Forest Mage
I looked at them, glistening orbs of red and blue and yellow resting on top of the moss like a dew of gems, and for an instant I saw the future. A hundred years from now, those shiny bits of glass trodden into the ground would still remain intact, but the forest near the cemetery would be gone. I felt a sudden sorrow that it would be so, but I also recognized the truth. “Olikea, it is inevitable.”
Her hands rose as claws and she screamed wordlessly at me. I lifted my hands to defend my face from her nails. “Stop!” I told her, and to my horror, the magic obeyed me. She halted, straining against it, longing to rake me bloody, but unable to push past the boundary I had put there. For a moment she scrabbled against it wordlessly, a savage animal caged behind glass. Then she stopped. Breasts heaving, eyes streaming tears, she let her hands drop to her sides.
She took a ragged breath. When she spoke, I could hear how she forced the words past the lump in her throat. “You think you can do this! You think you can swell up big with the magic of the People and use it against us. You cannot. You will come to do what the magic says you must. This I know. Of this, I say to you, ‘It is inevitable!’ And you shake your head and make your eyes sad and do not believe me. I do not care. The magic will convince you. It will send you a messenger you cannot ignore, and then you will know. You will see.” She crossed her arms in front of her and stood tall and straight, reclaiming her dignity. “I did not think you were so stupid, Nevare. I thought that if I fed you, you would see the path of wisdom and tread it.” She fluttered her fingers dismissively. “You did not. But it does not matter. You will do what the magic had destined for you. You will turn your people back to their own lands. We all know this. Soon, you will know it, too.”
I shut my eyes and knuckled them.
By the time I’d wiped the stickiness of the dream fruit from my face and hands, I had another distraction. The sounds of a horse and cart reached me through the open window. I wondered if someone was returning Clove to me, but a glance out the window showed me that was not so. A man with his face muffled in a scarf perched on the seat of wagon pulled by a swaybacked black nag. It took me a moment to recognize Ebrooks. Three coffins jutted from the open back of the cart. My heart sank. It had begun.

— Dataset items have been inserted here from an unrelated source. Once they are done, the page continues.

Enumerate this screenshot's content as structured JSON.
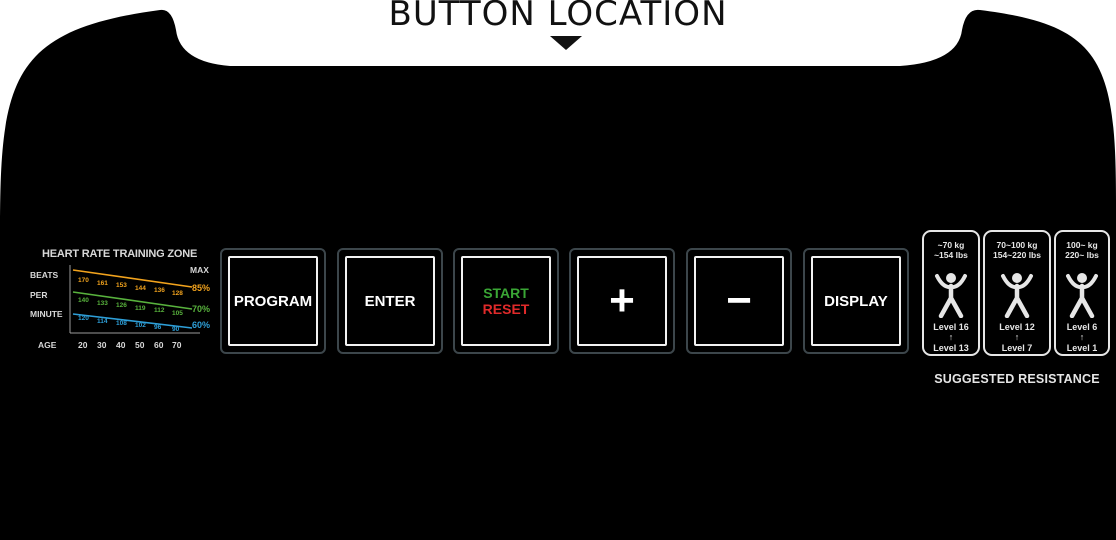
{
  "header": {
    "title": "BUTTON LOCATION",
    "arrow_icon": "triangle-down-icon"
  },
  "console": {
    "background_color": "#000000"
  },
  "heart_rate": {
    "title": "HEART RATE TRAINING ZONE",
    "labels": {
      "beats": "BEATS",
      "per": "PER",
      "minute": "MINUTE",
      "max": "MAX",
      "age": "AGE"
    },
    "ages": [
      "20",
      "30",
      "40",
      "50",
      "60",
      "70"
    ],
    "zones": [
      {
        "percent": "85%",
        "color": "#f2a31d",
        "values": [
          "170",
          "161",
          "153",
          "144",
          "136",
          "128"
        ]
      },
      {
        "percent": "70%",
        "color": "#58b23d",
        "values": [
          "140",
          "133",
          "126",
          "119",
          "112",
          "105"
        ]
      },
      {
        "percent": "60%",
        "color": "#2e9fd8",
        "values": [
          "120",
          "114",
          "108",
          "102",
          "96",
          "90"
        ]
      }
    ]
  },
  "buttons": {
    "program": "PROGRAM",
    "enter": "ENTER",
    "start": "START",
    "reset": "RESET",
    "plus": "+",
    "minus": "−",
    "display": "DISPLAY",
    "start_color": "#3aa635",
    "reset_color": "#e02a2a"
  },
  "resistance": {
    "caption": "SUGGESTED RESISTANCE",
    "icon": "exercising-person-icon",
    "groups": [
      {
        "weight_kg": "~70 kg",
        "weight_lbs": "~154 lbs",
        "level_high": "Level 16",
        "level_low": "Level 13"
      },
      {
        "weight_kg": "70~100 kg",
        "weight_lbs": "154~220 lbs",
        "level_high": "Level 12",
        "level_low": "Level 7"
      },
      {
        "weight_kg": "100~ kg",
        "weight_lbs": "220~ lbs",
        "level_high": "Level 6",
        "level_low": "Level 1"
      }
    ]
  }
}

I went out to meet him. He waved me back. “Speck plague!” he shouted at me “Going though the town like a prairie fire. Here. Put this on before you come any closer.” He tossed me first a small glass bottle and then a folded cloth. The liquid in the bottle proved to be vinegar. “Wet the cloth with that and tie it over your nose and mouth.”
He shrugged. “It’s mostly for the smell. But if it keeps you from catching plague, well, you haven’t lost anything.”
As I tightened the knot in the kerchief over my face, I heard a terrible sound. It was like a distant scream, breathlessly and hideously prolonged. It ended with a monumental crash that shook the earth under my feet. I staggered a step or two from the impact and then stood unsteadily, dizzied from the experience. “What was that?” I demanded of Ebrooks.